• The October Integrated Food Security Phase Classification (IPC) Acute Malnutrition analysis revealed a near 10 per cent increase in cases of acute malnutrition in 2020 in the southern governorates of Yemen. The greatest increase is in cases of young children suffering from severe acute malnutrition (SAM) with a 15.5 per cent rise during 2020 leaving at least 98,000 children under five at high risk of dying without urgent treatment for severe acute malnutrition.
• A total of 47,954 possible cases nationwide were screened for COVID-19 (22,187 Male, 25,767 Female), with 348 positive cases referred for treatment (127 Male, 221 Female).
• Primary school students returned to classes on 4 October in southern Yemen and 17 October in northern Yemen, following eight months of closure due to the COVID-19 pandemic.
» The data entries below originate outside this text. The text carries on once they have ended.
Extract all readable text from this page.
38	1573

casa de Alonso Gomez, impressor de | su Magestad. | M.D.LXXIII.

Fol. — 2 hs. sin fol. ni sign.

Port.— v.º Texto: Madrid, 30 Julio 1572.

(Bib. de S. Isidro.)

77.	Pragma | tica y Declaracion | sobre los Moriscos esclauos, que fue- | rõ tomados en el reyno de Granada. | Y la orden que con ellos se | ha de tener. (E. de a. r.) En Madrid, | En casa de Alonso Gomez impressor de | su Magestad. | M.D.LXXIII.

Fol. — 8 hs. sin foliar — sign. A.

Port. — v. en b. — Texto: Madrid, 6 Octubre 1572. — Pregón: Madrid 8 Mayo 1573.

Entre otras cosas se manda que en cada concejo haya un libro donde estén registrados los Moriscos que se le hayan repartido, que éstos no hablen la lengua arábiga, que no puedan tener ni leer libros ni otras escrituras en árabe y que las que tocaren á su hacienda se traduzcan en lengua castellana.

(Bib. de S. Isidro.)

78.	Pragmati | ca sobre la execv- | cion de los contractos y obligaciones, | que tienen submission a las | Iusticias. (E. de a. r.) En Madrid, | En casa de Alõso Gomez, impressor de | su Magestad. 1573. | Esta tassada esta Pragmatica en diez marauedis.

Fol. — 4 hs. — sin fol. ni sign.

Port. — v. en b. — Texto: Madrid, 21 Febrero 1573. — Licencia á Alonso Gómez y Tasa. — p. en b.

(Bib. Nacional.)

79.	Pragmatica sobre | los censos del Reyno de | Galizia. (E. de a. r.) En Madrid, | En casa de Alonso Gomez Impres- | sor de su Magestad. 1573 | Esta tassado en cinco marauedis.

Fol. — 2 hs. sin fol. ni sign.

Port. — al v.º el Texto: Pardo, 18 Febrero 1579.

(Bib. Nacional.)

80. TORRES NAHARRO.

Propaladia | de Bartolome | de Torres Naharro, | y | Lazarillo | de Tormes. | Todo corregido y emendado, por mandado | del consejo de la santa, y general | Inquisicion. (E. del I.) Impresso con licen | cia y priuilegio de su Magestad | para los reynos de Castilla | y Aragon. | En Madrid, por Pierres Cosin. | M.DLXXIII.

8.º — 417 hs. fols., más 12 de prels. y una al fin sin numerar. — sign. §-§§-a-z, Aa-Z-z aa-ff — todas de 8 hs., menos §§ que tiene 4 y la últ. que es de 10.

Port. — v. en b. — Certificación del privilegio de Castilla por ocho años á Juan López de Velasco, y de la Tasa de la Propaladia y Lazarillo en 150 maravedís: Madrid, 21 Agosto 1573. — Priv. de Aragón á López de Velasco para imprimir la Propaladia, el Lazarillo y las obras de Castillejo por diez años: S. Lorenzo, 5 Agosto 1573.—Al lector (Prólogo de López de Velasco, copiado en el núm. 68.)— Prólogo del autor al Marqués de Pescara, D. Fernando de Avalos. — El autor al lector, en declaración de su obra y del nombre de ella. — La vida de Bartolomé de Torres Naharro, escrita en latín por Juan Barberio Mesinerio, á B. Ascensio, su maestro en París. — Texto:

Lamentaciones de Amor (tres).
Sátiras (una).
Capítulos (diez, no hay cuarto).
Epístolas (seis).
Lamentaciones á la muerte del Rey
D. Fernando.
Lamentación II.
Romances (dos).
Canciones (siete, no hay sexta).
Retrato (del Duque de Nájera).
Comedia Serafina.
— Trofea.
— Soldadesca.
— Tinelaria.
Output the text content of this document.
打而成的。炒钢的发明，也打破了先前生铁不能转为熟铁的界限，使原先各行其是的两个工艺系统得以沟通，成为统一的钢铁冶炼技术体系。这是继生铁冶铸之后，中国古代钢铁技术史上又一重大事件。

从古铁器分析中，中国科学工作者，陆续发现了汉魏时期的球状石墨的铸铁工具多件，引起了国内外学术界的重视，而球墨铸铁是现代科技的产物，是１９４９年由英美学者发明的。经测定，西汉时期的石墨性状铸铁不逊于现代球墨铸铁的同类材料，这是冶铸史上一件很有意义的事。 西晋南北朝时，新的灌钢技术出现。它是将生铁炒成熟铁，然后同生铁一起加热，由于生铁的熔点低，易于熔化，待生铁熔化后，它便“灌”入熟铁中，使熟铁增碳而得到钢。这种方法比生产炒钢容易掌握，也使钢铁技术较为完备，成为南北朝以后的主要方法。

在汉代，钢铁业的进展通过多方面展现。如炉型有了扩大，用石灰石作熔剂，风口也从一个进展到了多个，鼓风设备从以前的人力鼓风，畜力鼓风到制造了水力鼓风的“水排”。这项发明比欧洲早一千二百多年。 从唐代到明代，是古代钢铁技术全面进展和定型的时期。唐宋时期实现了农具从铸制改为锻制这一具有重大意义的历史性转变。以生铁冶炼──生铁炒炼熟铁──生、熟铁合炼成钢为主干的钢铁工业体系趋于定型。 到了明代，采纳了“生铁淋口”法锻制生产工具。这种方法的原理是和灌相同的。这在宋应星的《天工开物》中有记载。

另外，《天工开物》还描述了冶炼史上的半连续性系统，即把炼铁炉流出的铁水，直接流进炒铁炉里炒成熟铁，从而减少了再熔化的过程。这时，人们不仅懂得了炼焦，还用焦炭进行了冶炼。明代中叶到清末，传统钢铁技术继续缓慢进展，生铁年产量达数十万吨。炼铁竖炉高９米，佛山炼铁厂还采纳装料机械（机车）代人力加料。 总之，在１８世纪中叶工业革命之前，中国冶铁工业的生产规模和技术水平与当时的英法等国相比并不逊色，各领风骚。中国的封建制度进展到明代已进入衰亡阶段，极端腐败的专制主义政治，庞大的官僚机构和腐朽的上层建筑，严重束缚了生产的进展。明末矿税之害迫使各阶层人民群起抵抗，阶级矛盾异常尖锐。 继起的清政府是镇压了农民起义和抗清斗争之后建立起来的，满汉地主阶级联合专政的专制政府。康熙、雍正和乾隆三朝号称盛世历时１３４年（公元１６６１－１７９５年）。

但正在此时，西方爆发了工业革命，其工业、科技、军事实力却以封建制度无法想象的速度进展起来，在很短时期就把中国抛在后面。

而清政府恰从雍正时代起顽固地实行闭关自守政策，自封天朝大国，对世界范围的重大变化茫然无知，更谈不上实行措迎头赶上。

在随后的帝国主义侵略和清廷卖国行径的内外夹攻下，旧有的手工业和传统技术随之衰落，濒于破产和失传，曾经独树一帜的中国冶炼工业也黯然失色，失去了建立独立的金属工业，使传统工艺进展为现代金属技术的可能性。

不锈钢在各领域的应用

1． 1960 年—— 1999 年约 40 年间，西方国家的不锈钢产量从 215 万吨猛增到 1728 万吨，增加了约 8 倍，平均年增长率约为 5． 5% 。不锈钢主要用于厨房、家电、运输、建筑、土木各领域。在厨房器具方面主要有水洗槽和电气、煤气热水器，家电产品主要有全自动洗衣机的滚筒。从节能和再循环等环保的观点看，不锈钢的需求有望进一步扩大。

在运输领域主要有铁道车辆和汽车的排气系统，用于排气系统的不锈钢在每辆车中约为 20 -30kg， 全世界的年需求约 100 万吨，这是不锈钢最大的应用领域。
The pandemic has disrupted education in Yemen for 7.8 million children (including 2 million out of school children) and the entire world, severely hindering access to learning.
• While UNICEF continues vigorous fundraising for its 2020 HAC appeal, it has received only $76.9 million to date of the $535 million appeal.
Funding Overview and Partnerships
As part of the 2020 Yemen Humanitarian Action for Children (HAC), which is aligned to the 2019 Yemen Humanitarian Response Plan (YHRP)1, UNICEF continues to appeal for $535 million. A separate, dedicated HAC on COVID is also used in Yemen, with its own reporting mechanism. As of 31 October 2020, UNICEF has an overall funding gap of $286 million. A total of $173 million was carried forward from 2019. And, while UNICEF continues vigorous fundraising for its 2020 HAC appeal, it has received only $76.9 million to date for a total of $276.9 million funds available. The Yemen UNHRP has received a total of 1.6 billion from donors, or 47% of the total $3.38 billion funding requirements for humanitarian and relief assistance in Yemen for 2020.
As of 31 October, UNICEF has received $78 million against the $103 million appeal for resources as part of its COVID19 response in Yemen. Despite the funding gaps and operational constraints, UNICEF continues to implement its responses using COVID-19 adapted modalities. The Back to Learning Campaign, created to return children to school and/or enrol them for the first time, was integrated in both north and south Yemen, with COVID-19 Risk Communication and Community Engagement (RCCE) interventions promoting the safety of schools and COVID-19 prevention practices to keep children infection-free in school.
As part of continuing efforts to strengthen risk prevention and management measures, UNICEF continued to implement recommendations from the 2019 Office of Internal Audit and Investigation’s internal audit report. As a result, UNICEF has actively implemented a series of risk mitigation measures to effectively deliver for children in a highly challenging and complex environment. UNICEF has implemented the enhanced Harmonised Approach to Cash Transfers (HACT Plus). HACT Plus is a risk management framework that goes beyond the regular HACT framework adopted along with other UN agencies. HACT Plus transcends the minimum prescribed assurance activities in HACT, a decision that is determined by the inherent risk exposure and operating environment. As of 30th September, 140 implementing partners had been re-assessed to establish their revised risk profiles using the enhanced risk assessment methodology.
Additionally, 80 onsite financial reviews and 74 financial audits are ongoing. These financial reviews are based on the revised financial assurance Terms of Reference with an increased focus on fraud detection and prevention.